I'm trying to write this parser to be pretty robust but I'm working a bit in the dark as there are many different programs which can generate these data files and I don't have access to the sources.
What I want to know is: do any functions in Microsoft C++ libraries convert real number data types into a std::string
or char const *
(i.e. serialization) which would contain non-arabic-numerals?

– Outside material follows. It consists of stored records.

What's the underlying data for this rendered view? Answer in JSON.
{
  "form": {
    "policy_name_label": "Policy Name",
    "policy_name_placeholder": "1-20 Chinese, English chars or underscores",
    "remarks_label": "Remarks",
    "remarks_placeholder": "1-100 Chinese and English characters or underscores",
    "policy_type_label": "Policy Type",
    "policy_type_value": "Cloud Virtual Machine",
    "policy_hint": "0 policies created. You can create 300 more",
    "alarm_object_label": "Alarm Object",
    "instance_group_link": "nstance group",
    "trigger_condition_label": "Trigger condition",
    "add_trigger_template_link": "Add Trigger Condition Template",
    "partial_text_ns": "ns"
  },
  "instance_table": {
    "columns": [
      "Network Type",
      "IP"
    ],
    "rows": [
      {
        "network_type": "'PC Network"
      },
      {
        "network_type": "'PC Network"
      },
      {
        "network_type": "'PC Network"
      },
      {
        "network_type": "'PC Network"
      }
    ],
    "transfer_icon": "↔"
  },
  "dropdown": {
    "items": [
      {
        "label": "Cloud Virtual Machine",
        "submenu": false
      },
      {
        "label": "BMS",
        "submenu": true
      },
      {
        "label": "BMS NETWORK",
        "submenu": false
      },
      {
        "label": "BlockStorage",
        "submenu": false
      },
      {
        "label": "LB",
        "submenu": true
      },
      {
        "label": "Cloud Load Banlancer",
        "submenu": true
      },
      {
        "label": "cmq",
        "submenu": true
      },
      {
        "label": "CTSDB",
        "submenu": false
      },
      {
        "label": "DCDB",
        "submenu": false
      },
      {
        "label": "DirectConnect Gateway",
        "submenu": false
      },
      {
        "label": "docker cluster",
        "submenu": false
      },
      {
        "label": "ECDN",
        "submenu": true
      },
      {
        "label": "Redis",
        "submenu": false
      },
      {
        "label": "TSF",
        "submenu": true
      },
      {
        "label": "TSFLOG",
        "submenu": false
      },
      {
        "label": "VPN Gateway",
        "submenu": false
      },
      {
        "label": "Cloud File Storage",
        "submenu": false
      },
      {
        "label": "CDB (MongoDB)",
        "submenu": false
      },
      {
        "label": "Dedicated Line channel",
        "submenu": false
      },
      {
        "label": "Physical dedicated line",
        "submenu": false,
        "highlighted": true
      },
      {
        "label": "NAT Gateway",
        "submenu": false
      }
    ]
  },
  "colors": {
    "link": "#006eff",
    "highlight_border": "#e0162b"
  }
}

I don't use Microsoft C++ libraries so can't reference any in particular but a made-up example could be char const * IntegerFunctions::ToString(int i)
.
Solution
These digits certainly could be created by Microsoft libraries. The properties LOCALE_IDIGITSUBSTITUTION
and LOCALE_SNATIVEDIGITS
determine whether numbers formatted by the OS will use native (i.e. non-ASCII) digits. Those are initially Unicode, because that's what how Windows internally creates strings. When you have a Thai locale, and you convert Unicode to CP874, then those characters will be kept.
A simple function that demonstrates this behavior is GetNumberFormatA
OTHER TIPS
Sort of the inverse answer, but this page seems to indicate that Microsoft's runtime libraries at understand quite a few (but not all) non-Latin numerals when doing what you want to do, i.e. parse a string into a number.
Thai is included, which seems to indicate that it's a good idea to support it in custom code, too.
To include more information here, the linked-to page states that Microsoft's msvcr100
runtime supports decoding numerals from the following character sets:
- ASCII
- Arabic-Indic
- Extended Arabic
- Devanagari
- Bengali
- Gurmukhi
- Gujarati
- Oriya
- Telugu
- Kannada
- Malayalam
- Thai
- Lao
- Tibetan
- Myanmar
- Khmer
- Mongolian
- Full Width
The full page includes more programming environments and more languages (there are plenty of negatives, too).